Christine Flamand, chargée de cours et chercheuse à la Faculté de droit de l’Université catholique de Louvain (Équipe droit européen et migration, EDEM), répond à ces questions.

Les rétroactes

1. Un communiqué de presse du Cabinet de la Secrétaire d’État à l’Asile et la Migration annonce le 29 août 2023 que les places d’accueil pour les demandeurs d’asile seront désormais réservées aux familles avec enfants, à l’exclusion des hommes seuls.
En d’autres mots, cette décision permet à l’agence fédérale en charge de l’accueil (FEDASIL) de ne plus désigner de logement aux hommes seuls. Avec pour conséquence que ceux-ci se retrouveront à la rue, dans le dénuement le plus complet, à l’arrivée de l’hiver, ce qui ne leur permettra pas de vivre dans des conditions dignes.

Que dit la loi de 2007 ?

2. Or, la loi du 12 janvier 2007 ‘sur l’accueil des demandeurs d’asile et de certaines autres catégories d’étrangers’, en son article 6, prévoit que toute personne qui sollicite une protection internationale en Belgique (autrement dit : qui y demande l’octroi du statut de réfugié) pourra bénéficier d’un logement pendant la durée de la procédure. Il s’agit d’une aide matérielle (pas d’aide financière mais le gîte et la nourriture).
La loi ne fait pas de distinction entre les personnes à héberger. Donc, toute personne qui introduit une demande d’asile se verra désigner un centre d’accueil, adapté à ses besoins, peu importe son sexe ou sa composition familiale. Cette loi est inspirée par une directive européenne relative à l’accueil des demandeurs d’asile (directive 2013/32/EU du 26 juin 2013 ‘établissant des normes pour l’accueil des personnes demandant la protection internationale (refonte)’).

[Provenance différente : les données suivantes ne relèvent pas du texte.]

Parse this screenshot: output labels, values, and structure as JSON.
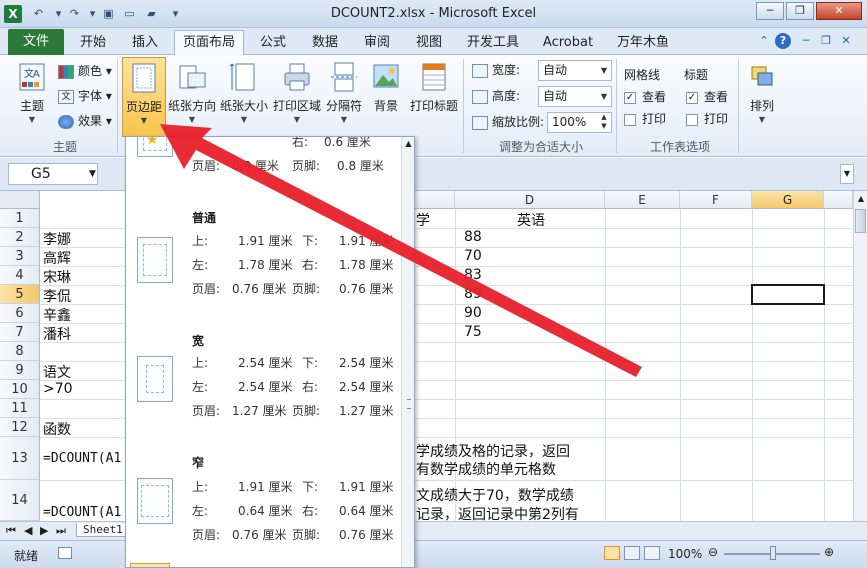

Les recours devant le Conseil d’État

3. La décision de la secrétaire d’État suscite une inquiétude et une incompréhension telles que plusieurs associations, actives sur le terrain de l’aide aux demandeurs d’asile, intentent un recours au Conseil d’État en extrême urgence en sollicitant la suspension de l’acte administratif édictant cette mesure.
L’urgence est dictée par le fait qu’il faut éviter que la mesure ne soit appliquée ou d’interrompre sa mise en œuvre.

4. Une difficulté demeure : il n’y a pas d’acte clair à attaquer car il s’agit d’une mesure orale prise et personne n’a trace d’un document qui en confirme la matérialité (ou l’existence).
Toutefois, le Conseil d’État estime le recours recevable, l’urgence étant établie au vu du risque imminent d’être privé de l’accueil, et examine la requête.

L’arrêt du Conseil d’État

5. Le 13 septembre 2023, le Conseil d’État suspend l’exécution de cette mesure en quelques jours.
Il est très clair dans son raisonnement : comme la loi sur l’accueil prévoit en son article 6 que « tout » demandeur d’asile a droit au bénéfice de l’aide matérielle dès la présentation de sa demande d’asile, une catégorie de personnes, soit les hommes, ne peut être exclue du bénéfice de cette disposition, sans violer les articles 3 et 6 de cette loi. Par conséquent, tout demandeur d’asile a droit à un accueil devant lui permettre de mener une vie conforme à la dignité humaine.

6. Cet arrêt est fondamental car il rappelle les obligations de l’État dans ce cadre et souligne que ce droit ne souffre d’aucune exception. Aucune catégorie de personnes ne peut être exclue du bénéfice de cette aide.
Et pour cause, depuis plusieurs mois voire des années, les secrétaires d’État en charge de l’asile et la Migration n’ont pas adapté les places disponibles au nombre de personnes arrivant sur le territoire, mais ont veillé à fermer des centres d’accueil dès qu’il y avait une diminution de demandes d’asile.
Cette politique peu proactive a engendré un manque récurrent de places d’accueil. Par conséquent, l’instance en charge de l’accueil, FEDASIL, a commencé à prioriser certaines catégories de personnes, dites vulnérables, telles les familles avec de jeunes enfants, les femmes seules, les femmes enceintes ou encore les mineurs étrangers non accompagnés (« MENA »). Or, parmi les hommes demandeurs d’asile seuls, beaucoup ont subi des trajectoires traumatisantes, par exemple par la Lybie, et devraient pouvoir être considérés comme vulnérables.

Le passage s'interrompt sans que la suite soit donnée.